Your data suggested an ARIMA model of the form [ . The residuals from this model suggested three anomalies with period 41 being overwhelmingly dominant . Upon incorporating these three pulses the "new residuals" from this augmented model suggest a possible non-constant error process which is another assumption of the changepoint software recommended by @Aduniac. The results of the test are shown here and here . This test was developed by Tsay in 1988 http://onlinelibrary.wiley.com/doi/10.1002/for.3980070102/abstract but has largely been ignored by software developers ( but not all ! ). The final model is here .

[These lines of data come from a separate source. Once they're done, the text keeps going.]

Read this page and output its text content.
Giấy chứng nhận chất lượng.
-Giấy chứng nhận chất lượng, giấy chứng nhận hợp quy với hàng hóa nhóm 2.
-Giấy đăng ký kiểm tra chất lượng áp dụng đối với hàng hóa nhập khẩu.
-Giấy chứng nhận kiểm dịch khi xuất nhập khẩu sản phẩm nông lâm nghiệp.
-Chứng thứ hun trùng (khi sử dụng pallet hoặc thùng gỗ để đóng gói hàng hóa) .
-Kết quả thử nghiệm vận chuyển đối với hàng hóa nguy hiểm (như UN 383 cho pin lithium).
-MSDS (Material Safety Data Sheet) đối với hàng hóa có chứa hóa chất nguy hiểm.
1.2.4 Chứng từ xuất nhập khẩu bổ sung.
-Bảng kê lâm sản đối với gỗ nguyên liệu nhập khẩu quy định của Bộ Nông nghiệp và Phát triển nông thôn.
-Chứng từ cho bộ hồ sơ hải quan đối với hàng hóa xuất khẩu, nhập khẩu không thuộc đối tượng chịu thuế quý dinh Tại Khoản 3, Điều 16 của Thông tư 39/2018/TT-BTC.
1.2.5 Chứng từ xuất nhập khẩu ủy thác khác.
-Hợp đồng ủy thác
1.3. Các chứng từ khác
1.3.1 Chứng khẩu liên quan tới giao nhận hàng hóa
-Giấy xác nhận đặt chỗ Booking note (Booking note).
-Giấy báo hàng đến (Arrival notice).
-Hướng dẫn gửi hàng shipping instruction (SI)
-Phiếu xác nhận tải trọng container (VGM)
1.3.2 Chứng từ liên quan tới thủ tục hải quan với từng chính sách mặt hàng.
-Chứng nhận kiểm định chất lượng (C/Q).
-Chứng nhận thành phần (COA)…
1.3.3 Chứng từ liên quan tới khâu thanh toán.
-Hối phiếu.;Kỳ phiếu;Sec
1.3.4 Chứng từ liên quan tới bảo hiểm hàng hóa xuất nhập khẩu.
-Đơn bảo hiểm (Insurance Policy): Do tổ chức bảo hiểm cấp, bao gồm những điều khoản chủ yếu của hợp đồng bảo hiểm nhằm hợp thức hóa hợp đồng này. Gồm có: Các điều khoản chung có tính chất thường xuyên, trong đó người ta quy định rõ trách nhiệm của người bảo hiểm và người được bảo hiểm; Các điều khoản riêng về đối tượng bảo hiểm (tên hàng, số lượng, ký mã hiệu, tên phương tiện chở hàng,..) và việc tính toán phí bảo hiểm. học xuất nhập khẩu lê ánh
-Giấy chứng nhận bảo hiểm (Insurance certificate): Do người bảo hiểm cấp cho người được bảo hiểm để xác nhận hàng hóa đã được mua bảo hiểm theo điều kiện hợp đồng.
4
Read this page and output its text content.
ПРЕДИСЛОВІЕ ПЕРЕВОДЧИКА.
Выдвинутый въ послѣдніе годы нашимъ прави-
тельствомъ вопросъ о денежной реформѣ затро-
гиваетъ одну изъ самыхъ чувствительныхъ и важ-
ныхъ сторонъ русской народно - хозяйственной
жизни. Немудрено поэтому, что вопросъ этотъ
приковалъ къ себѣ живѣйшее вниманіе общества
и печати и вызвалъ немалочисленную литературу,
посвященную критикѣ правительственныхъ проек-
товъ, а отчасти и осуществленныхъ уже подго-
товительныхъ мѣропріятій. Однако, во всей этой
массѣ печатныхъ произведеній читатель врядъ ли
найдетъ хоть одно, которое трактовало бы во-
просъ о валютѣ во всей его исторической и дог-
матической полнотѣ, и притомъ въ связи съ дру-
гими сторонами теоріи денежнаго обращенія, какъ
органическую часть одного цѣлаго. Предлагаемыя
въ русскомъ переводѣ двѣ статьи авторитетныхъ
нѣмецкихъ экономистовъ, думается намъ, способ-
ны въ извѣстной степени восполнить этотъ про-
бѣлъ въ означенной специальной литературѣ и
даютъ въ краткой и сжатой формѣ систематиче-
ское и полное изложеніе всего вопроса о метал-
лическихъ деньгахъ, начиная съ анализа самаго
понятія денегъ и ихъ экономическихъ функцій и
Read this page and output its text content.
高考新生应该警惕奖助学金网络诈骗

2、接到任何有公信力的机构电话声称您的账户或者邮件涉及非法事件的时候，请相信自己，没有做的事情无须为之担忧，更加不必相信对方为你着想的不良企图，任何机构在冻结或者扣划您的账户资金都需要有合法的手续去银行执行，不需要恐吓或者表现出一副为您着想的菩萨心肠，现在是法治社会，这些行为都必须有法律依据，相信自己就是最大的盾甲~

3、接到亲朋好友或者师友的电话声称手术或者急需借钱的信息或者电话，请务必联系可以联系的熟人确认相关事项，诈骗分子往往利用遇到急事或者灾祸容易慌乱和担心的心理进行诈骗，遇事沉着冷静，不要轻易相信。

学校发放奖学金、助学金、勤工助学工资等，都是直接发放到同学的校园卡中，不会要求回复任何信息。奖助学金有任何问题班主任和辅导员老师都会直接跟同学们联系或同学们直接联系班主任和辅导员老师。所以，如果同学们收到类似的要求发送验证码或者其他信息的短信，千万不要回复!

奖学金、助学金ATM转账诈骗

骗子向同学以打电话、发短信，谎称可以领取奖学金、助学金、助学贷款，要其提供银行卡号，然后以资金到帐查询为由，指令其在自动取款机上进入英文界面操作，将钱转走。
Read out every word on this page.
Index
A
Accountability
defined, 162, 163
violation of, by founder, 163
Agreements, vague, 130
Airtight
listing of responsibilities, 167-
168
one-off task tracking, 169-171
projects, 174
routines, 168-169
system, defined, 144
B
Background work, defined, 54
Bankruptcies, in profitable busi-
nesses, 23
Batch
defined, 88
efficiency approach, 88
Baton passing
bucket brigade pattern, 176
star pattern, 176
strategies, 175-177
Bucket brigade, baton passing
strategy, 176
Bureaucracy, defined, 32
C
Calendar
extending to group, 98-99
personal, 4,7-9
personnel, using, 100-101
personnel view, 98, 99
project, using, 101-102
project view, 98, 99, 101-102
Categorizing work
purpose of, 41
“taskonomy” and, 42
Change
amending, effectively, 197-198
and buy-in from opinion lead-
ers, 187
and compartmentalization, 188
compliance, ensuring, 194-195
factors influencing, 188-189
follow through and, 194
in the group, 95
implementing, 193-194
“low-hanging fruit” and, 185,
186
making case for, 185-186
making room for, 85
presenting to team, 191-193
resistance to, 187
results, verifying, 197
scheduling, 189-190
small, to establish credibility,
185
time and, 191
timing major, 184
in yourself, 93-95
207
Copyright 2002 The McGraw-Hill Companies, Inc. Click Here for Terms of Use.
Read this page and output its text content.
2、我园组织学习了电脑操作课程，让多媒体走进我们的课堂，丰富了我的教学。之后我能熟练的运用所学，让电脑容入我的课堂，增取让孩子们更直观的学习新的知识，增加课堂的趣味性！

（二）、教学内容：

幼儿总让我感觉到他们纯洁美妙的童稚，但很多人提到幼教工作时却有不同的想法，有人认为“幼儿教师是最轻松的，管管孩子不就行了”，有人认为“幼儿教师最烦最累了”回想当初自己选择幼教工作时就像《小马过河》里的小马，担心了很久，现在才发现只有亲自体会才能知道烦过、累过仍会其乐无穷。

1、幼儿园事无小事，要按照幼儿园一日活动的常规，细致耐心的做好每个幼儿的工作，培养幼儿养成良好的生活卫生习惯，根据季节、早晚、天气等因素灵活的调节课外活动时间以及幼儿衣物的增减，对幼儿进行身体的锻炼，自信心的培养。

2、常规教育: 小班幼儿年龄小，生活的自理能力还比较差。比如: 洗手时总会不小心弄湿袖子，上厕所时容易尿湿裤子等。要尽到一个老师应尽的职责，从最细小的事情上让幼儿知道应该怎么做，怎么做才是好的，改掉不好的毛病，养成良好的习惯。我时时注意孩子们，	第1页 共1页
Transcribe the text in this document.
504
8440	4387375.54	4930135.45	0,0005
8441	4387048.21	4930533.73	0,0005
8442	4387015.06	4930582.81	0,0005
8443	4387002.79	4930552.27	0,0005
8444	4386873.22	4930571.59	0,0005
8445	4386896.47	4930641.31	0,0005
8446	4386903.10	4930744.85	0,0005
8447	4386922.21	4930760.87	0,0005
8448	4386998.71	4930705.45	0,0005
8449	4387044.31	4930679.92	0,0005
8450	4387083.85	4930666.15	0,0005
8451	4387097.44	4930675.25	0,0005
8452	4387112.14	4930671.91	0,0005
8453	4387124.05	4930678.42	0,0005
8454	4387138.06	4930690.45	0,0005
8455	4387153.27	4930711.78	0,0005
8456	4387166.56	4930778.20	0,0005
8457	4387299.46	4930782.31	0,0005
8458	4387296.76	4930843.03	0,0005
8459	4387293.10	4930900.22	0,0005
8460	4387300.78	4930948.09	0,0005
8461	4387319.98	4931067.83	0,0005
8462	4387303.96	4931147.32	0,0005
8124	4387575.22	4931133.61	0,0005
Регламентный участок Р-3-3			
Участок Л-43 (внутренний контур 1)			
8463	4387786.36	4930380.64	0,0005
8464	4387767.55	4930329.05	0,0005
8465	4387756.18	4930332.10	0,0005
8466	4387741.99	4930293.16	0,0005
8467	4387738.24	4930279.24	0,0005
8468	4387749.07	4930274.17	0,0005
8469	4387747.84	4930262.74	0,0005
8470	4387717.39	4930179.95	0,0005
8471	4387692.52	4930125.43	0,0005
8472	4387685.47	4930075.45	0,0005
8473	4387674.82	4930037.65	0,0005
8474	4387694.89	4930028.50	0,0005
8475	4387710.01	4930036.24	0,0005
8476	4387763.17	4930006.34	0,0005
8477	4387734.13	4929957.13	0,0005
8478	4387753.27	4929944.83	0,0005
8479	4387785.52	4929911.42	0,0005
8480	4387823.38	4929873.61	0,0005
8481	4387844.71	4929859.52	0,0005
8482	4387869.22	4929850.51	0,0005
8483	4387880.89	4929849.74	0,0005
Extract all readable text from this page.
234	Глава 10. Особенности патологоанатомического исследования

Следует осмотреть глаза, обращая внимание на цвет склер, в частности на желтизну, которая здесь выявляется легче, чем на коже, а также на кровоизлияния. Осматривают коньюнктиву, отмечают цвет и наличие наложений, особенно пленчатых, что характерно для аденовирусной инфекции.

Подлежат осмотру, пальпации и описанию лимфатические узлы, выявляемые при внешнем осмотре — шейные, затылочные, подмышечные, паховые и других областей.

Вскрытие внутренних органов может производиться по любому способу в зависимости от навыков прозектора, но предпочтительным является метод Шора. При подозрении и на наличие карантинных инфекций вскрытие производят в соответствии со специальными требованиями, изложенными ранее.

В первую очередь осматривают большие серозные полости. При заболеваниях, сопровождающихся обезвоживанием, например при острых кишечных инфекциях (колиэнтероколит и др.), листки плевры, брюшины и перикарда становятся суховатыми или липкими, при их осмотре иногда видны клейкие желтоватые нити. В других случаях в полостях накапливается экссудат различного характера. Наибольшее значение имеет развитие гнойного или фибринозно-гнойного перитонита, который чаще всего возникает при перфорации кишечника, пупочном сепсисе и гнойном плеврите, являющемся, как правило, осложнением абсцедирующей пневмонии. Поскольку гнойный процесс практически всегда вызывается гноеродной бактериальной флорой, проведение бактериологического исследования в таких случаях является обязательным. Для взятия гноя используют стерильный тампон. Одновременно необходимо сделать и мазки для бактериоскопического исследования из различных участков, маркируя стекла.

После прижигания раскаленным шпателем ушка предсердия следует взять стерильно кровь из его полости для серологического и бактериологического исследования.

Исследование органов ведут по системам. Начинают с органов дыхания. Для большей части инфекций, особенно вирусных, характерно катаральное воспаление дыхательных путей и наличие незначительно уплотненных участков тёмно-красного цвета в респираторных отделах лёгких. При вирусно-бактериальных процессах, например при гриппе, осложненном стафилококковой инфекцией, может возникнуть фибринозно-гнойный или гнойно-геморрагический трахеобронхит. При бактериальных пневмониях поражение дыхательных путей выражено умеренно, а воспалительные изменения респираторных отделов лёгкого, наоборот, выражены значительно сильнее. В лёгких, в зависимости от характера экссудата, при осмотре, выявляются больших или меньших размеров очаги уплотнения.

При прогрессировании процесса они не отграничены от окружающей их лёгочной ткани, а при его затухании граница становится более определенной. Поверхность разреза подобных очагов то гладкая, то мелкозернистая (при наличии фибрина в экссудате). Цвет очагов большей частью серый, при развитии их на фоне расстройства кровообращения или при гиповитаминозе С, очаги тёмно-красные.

In summary if your data looks like this then perhaps simple tools like changepoint might be sufficient. On the other hand if your data exhibits more complex structure than white noise you should stay way clear of simple approaches as they can often mislead. Somebody ( Einstein, Tukey or Box) once opined "Make things as complex as needed but not too complex". Hope this helps.

Answer 3

My advice is to construct a model which describes how the world works, including how the world affects sensors, and then use that model to infer the world state from sensor observations. It doesn't have to be grandiose: your world comprises just some objects. But you do have to think about how the objects come and go and how the sensor reacts to them. Is it possible that the objects can sometimes move slowly relative to the sensor reading interval? Is it possible that orientation of objects changes the sensor reading? Is is possible that objects can be different sizes? Does the sensor have any physical persistence, i.e. does the reading now depend on the reading 1 second ago? What kind of reading do you get when the sensor is malfunctioning? Etc etc.

When you go through this exercise, you will come up with an inferential method which is exactly suited to your problem in the sense that it takes all of the assumptions you have identified into account. You might have to cut some corners and make simplifying assumptions in some cases. That's OK, do whatever you need to do, but at least you know where and how your model diverges from reality.